RESIDENTS in Queensferry fear a new wheelie bin service will spell trouble for their narrow street.

And pensioners on Glynne Street fear they are too frail to push a wheelie bin up their drive when the service is introduced in September.

Across Flintshire, 6,000 homes already abide by new collection arrangements and an extra 6,000 in Flint, Penyffordd, Mynydd Isa and Mancot will enrol in June before the scheme is rolled out across the county in September.

Councillor Dave Wisinger has emailed waste chiefs requesting a street survey be undertaken.

He told the Leader: “Residents were given a batch of black bin bags with a note from the council saying they would be the last ones to be delivered.

“But the road and pavement is so narrow that there is simply no room to put a wheelie bin on the pavement.

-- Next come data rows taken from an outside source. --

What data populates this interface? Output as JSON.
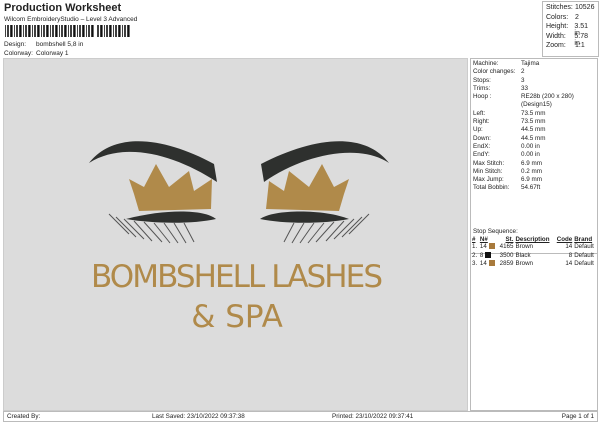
{
  "header": {
    "title": "Production Worksheet",
    "subtitle": "Wilcom EmbroideryStudio – Level 3 Advanced",
    "design_label": "Design:",
    "design_value": "bombshell 5,8 in",
    "colorway_label": "Colorway:",
    "colorway_value": "Colorway 1"
  },
  "stats": [
    {
      "k": "Stitches:",
      "v": "10526"
    },
    {
      "k": "Colors:",
      "v": "2"
    },
    {
      "k": "Height:",
      "v": "3.51 in"
    },
    {
      "k": "Width:",
      "v": "5.78 in"
    },
    {
      "k": "Zoom:",
      "v": "1:1"
    }
  ],
  "info": [
    {
      "k": "Machine:",
      "v": "Tajima"
    },
    {
      "k": "Color changes:",
      "v": "2"
    },
    {
      "k": "Stops:",
      "v": "3"
    },
    {
      "k": "Trims:",
      "v": "33"
    },
    {
      "k": "Hoop :",
      "v": "RE28b (200 x 280)"
    },
    {
      "k": "",
      "v": "(Design15)"
    },
    {
      "k": "Left:",
      "v": "73.5 mm"
    },
    {
      "k": "Right:",
      "v": "73.5 mm"
    },
    {
      "k": "Up:",
      "v": "44.5 mm"
    },
    {
      "k": "Down:",
      "v": "44.5 mm"
    },
    {
      "k": "EndX:",
      "v": "0.00 in"
    },
    {
      "k": "EndY:",
      "v": "0.00 in"
    },
    {
      "k": "Max Stitch:",
      "v": "6.9 mm"
    },
    {
      "k": "Min Stitch:",
      "v": "0.2 mm"
    },
    {
      "k": "Max Jump:",
      "v": "6.9 mm"
    },
    {
      "k": "Total Bobbin:",
      "v": "54.67ft"
    }
  ],
  "sequence": {
    "title": "Stop Sequence:",
    "headers": [
      "#",
      "N#",
      "St.",
      "Description",
      "Code",
      "Brand"
    ],
    "rows": [
      {
        "i": "1.",
        "n": "14",
        "color": "#a87a3c",
        "st": "4165",
        "desc": "Brown",
        "code": "14",
        "brand": "Default"
      },
      {
        "i": "2.",
        "n": "8",
        "color": "#111111",
        "st": "3500",
        "desc": "Black",
        "code": "8",
        "brand": "Default"
      },
      {
        "i": "3.",
        "n": "14",
        "color": "#a87a3c",
        "st": "2859",
        "desc": "Brown",
        "code": "14",
        "brand": "Default"
      }
    ]
  },
  "design": {
    "line1": "BOMBSHELL LASHES",
    "line2": "& SPA",
    "gold": "#b08a4a",
    "black": "#2e302e"
  },
  "footer": {
    "created": "Created By:",
    "saved": "Last Saved: 23/10/2022 09:37:38",
    "printed": "Printed: 23/10/2022 09:37:41",
    "page": "Page 1 of 1"
  }
}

“There was one suggestion that they line the wheelie bins along the back alley but that is also too narrow for a refuse vehicle to gain access.

“And if you pile 20 or 30 wheelie bins at the end of the alley so that they are easy to reach for the council staff then they are going to cause an obstruction. “Also, some of the pensioners on Glynne Street worry that they are unable to push a wheelie bin past their front gate.”

Under the new system, there will be weekly collections of food waste from sealed caddies, a weekly collection of recyclables in the existing recycling containers, a fortnightly collection of domestic waste from the new black wheelie bins and a fortnightly green waste collection from the existing brown wheelie bin.

Councillor Nancy Matthews, executive member for waste management, said that elderly and disabled residents will be allocated yellow stickers which signal to bin men that they need help with their wheelie bin.

She added: “Residents shouldn’t worry about the new system because we have been looking very carefully at places which are difficult to access and putting plans in place to deal with it.

“The pilot schemes have gone really well. Before the pilot scheme we sent leaflets out to the homes that would be affected and knocked on 6,000 doors to explain what would happen.

“We have always delivered a Rolls Royce service when it comes to waste collection.”

Steve Jones, head of Streetscene at Flintshire Council, added: “Residents will be expected to present their waste containers at a location which will be agreed with council staff and any elderly or disabled resident who is unable to do so will be
offered an assisted collection service.

“The assisted collection service will require the council to collect, empty and return all of the waste containers from the residents property.”